The SEC has submitted a proposal to amend capital formation rules for startups. These changes would clarify some of the fogginess within crypto securities regulations. Additionally, the proposed amendments are set to enable more innovative startups of all kinds to raise cash.
If the proposal goes through, the cap on Reg A+ security offerings increases from $50 million to $75 million. Crowdfunding (or Reg CF) limits would rise from $1 million to $5 million. The main idea is to pump capital formation, or in other words, create investment spending. In the current environs, this could bring in much needed dollars into a cash thirsty economy.
Another of the major points of the proposal is the recognition of unique security products, such as with cryptocurrencies. The amendment, if passed, would put an official recognition on new and innovative security instruments. That way polices can be created to better evaluate and more efficiently process them. This applies mainly to the ‘exempt offering framework” which provides compliance assistance for processing, among other things, token security offerings and other types of offerings that don’t fit into other categories because of their uniqueness.
SEC’s Proposed Rule:
Facilitating Capital Formation and Expanding Investment Opportunities by Improving Access to Capital in Private Markets
SUMMARY “The Securities and Exchange Commission is proposing amendments to facilitate capital formation and increase opportunities for investors by expanding access to capital for entrepreneurs across the United States. Specifically, the proposed amendments would simplify, harmonize, and improve certain aspects of the exempt offering framework to promote capital formation while preserving or enhancing important investor protections. Over the years, and particularly since Congress passed the Jumpstart Our Business Startups Act of 2012, the Commission has introduced, expanded, or otherwise revised a number of exemptions from registration. The proposed amendments seek to address gaps and complexities in the exempt offering framework that may impede access to investment opportunities for investors and access to capital for issuers.”
How will this affect the crypto industry?
If it goes into effect, it will now be easier for tech startups to raise funds via security token offerings.

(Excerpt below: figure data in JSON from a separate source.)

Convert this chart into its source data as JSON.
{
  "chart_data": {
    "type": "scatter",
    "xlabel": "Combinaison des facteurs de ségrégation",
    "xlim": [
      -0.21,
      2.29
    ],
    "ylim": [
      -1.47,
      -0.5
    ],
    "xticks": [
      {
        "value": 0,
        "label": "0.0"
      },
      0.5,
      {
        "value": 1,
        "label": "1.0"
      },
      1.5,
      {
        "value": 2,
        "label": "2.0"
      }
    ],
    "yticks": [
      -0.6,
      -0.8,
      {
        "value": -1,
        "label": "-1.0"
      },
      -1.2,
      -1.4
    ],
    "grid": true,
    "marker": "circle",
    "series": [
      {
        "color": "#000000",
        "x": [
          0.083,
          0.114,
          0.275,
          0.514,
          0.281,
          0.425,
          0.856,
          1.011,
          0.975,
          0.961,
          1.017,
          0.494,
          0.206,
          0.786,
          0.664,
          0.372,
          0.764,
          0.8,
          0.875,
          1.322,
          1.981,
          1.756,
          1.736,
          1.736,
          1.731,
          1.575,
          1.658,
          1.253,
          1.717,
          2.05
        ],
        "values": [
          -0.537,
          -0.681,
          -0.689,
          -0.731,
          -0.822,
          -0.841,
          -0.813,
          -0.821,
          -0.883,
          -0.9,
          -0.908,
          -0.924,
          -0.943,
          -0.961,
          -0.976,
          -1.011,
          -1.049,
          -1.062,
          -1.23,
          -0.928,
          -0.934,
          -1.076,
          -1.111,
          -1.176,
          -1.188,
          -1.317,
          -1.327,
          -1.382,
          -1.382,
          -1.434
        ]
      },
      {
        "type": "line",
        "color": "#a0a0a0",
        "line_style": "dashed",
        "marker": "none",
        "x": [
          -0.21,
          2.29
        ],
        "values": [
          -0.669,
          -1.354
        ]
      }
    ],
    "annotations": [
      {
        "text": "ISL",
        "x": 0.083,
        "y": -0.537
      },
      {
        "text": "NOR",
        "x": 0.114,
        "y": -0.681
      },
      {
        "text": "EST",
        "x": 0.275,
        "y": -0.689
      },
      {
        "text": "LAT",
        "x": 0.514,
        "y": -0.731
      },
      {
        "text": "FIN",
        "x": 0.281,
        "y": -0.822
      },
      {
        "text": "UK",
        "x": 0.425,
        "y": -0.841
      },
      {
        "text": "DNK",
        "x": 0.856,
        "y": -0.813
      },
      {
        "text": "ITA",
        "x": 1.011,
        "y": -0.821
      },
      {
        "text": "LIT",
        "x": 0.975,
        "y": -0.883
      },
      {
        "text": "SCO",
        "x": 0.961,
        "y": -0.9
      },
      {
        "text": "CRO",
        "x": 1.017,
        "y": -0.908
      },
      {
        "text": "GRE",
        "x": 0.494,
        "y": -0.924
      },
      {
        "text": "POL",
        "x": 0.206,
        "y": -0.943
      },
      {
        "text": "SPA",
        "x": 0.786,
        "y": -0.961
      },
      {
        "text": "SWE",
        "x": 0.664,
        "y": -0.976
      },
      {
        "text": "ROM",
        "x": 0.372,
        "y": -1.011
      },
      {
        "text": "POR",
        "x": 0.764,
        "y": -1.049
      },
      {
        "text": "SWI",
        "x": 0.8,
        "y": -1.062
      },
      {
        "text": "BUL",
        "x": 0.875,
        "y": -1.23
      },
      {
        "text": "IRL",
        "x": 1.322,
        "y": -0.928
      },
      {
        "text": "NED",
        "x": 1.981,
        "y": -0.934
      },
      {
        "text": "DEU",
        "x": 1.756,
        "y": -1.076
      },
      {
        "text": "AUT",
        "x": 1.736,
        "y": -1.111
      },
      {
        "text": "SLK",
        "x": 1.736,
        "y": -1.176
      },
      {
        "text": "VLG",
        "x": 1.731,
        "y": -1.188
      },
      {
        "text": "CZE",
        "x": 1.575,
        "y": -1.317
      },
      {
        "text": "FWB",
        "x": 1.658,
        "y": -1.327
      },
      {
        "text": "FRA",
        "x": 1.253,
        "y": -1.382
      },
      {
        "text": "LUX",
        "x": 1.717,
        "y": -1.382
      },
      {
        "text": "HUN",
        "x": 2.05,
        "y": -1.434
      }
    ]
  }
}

Additionally, they will be able to raise more money if the amendments get approved. In publishing this proposal, the SEC also committed to establishing regulatory relief for private placements and exemptions. That way they can achieve their goal of expanding investment opportunities while reducing friction points in the compliance process.
The US may be signaling a readiness to adapt to the evolving needs of capital raises. Or, some would argue, this is part of a desperate mission to raise cash within a faltering economy.
In creating the proposal, SEC officials were able to use submitted comments on the topic from industry leaders. The main points of complaint include lack of clarity and the backlog and difficulty of pushing through projects. As the number of exemptions grew within the current tech revolution, the Commission saw the exemption integration framework grow significantly in complexity. Thus it slowed the process while still not addressing the needs of security token offerings.
Now, with somewhat more clarity, and at the very least a commitment to improving the process, the stranglehold on American innovators in the crypto space has loosened. Also noted in the proposal was the recommendation to better facilitate how to determine if a separate securities sale is part of the same offering. Could this pave a fork in the road for utility tokens?